When asked to asses the EU’s efforts to mitigate the rule of law crisis in Poland, Bodnar stated he had „mixed feelings“. On one hand, the evergrowing case-law of the ECJ on judicial independence in Poland, the EU’s rule of law framework but also new rule of law instruments that the EU recently introduced have been all positive developments in that regard. On the other, the EU responses still seem „too little too late“. One of the examples Bodnar offered was the controversial Muzzle Law which introduced a direct punishment for regime-disobedient judges which the EU, even after one year, still hasn’t challenged before the ECJ. This is especially worrisome as the „Polish judges are the greatest defenders of the European Union membership of Poland“, Bodnar emphasized.

„It seems that some political concerns prevented the European Commission from acting as the Guardian of Treaties“.

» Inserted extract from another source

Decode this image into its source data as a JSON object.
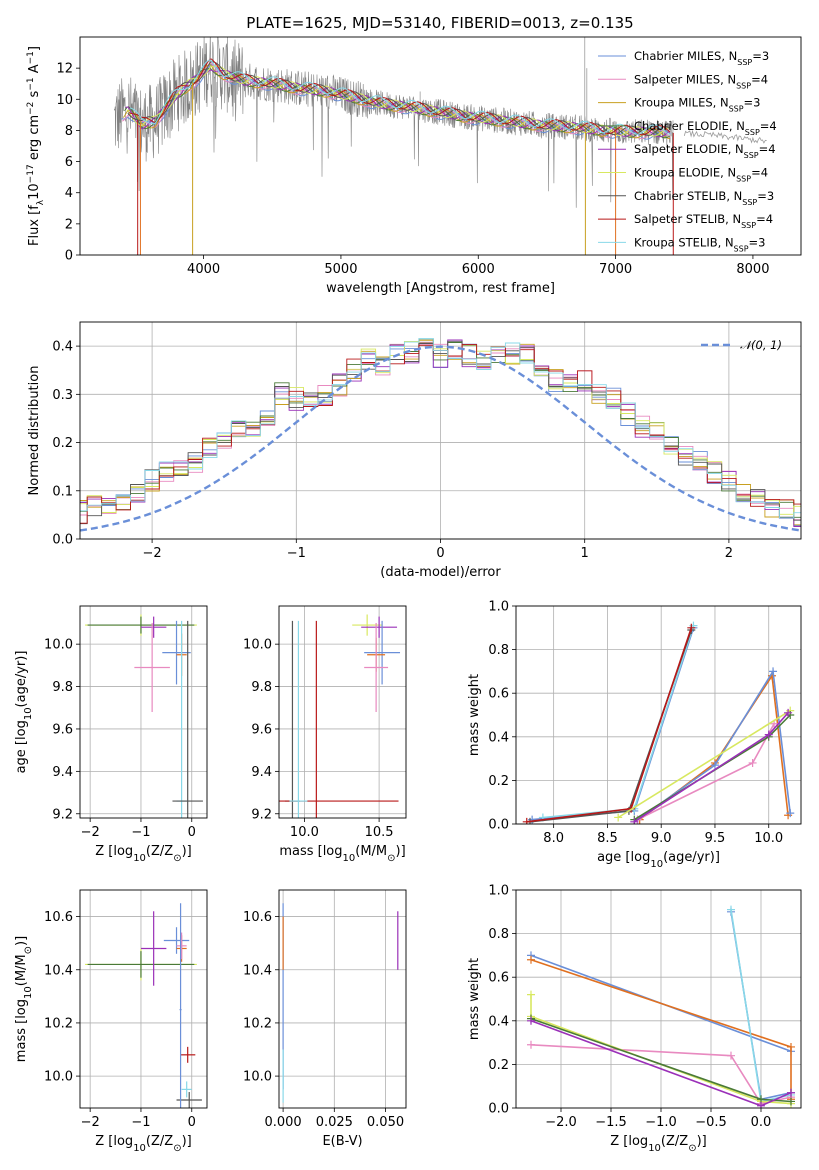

Nevertheless, it’s never too late to make use of all the existing EU tools to preserve the rule of law in Poland if there is the political will for it. 

Finally, as RevDem editor Katarzyna Krzyzanowska noted, according to the latest polls, the Polish Ombusdman has been the constitutional institution which enjoys the highest trust of the Polish citizens. Even further, this trust has been rising for the last two years despite the lack of Ombudsman’s presence in the Polish media.

 „If the last week’s Constitutional Tribunal’s ruling paved the way to capturing one of the last independent institutions, where could we search for legal leadership in Poland?“, Kasia Krzyzanowska asked.

According to Bodnar, there is still hope that the person which replaces him will be elected in a constitutional manner, if the political and social pressures make that happen. If not, the legal leadership will be decentralized and dispersed among free independent thinkers who won’t shy away from confronting the unconstitutional actions of the PiS government. 

When his mandate of the Polish Ombudsman expires, Bodnar is planning to continue his work on the protection of the rule of law and human rights in Poland through public presence but also his professorship at the SWPS University of Social Sciences and Humanities.